The most interesting case is this one:
Take ''''four''' apostrophes and then throw '''''five unclosed apostrophes at them.
Normally, four apostrophes is treated as apostrophe followed by bold. But when the parser finds unbalanced bold *and* italics on the line, it goes looking for a bold to split. The first bold, which is now preceded by an apostrophe, is seen as a good candidate because it seems to be a single letter followed by a bold (as in the l'''idee'' case). So that bold gets split *again*. Meaning that the four apostrophes end up getting rendered as two apostrophes followed by italics.
I suspect this was not planned behaviour.
Steve
Had an attempt to solve the bold/italics ambiguity last week. Managed to get my handwritten parser to pass the bold/italics tests in parserTests.txt (excluding anything with link markup as links parsing is still unimplemented).
The code is still missing the searching for an single-letter preceeding a bold to split at. Seems none of the tests exercise that particular bit of code. --
For Take ''''four''' apostrophes and then throw '''''five unclosed apostrophes at them.

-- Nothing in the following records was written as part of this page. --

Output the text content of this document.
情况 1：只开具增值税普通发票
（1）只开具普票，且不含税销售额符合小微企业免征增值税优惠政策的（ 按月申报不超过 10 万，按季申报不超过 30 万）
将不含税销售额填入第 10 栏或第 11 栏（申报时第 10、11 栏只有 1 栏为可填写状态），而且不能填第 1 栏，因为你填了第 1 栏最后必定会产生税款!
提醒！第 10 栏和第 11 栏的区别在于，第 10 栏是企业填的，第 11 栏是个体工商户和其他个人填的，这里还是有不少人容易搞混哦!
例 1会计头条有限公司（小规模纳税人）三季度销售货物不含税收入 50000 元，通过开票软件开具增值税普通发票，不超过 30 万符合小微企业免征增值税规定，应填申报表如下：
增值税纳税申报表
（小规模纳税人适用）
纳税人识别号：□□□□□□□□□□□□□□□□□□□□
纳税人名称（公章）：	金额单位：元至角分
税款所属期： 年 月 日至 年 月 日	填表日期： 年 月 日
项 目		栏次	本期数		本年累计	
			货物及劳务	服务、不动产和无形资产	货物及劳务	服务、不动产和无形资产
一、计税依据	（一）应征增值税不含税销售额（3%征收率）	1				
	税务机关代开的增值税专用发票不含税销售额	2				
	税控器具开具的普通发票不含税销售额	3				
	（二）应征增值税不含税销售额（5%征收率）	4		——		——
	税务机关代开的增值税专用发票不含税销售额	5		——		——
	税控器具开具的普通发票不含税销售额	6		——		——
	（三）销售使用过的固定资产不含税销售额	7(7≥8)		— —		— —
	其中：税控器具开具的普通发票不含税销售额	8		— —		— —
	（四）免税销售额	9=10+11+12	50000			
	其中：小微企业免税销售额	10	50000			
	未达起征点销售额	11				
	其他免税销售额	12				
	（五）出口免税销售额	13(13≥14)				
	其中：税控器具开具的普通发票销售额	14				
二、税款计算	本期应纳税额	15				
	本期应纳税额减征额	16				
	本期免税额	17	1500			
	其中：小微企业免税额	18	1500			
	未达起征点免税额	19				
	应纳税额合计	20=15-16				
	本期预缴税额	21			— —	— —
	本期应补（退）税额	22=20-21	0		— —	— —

I get <p>Take '<b>four</b> apostrophes and then throw ' five unclosed apostrophes at them.</p>
The ''''' becoming <b><i> and then getting balanced to '<i/>, with the <i/> being removed (causes problems in IE).
-- There is one test in parserTests.txt
!!test Mixing markup for italics and bold !! options !! input '''bold''''''bold''bolditalics''''' !! result <p><b>bold</b><b>bold<i>bolditalics</i></b> </p> !! End
That fails, due to having 6 apostrophes all being interpreted as markup.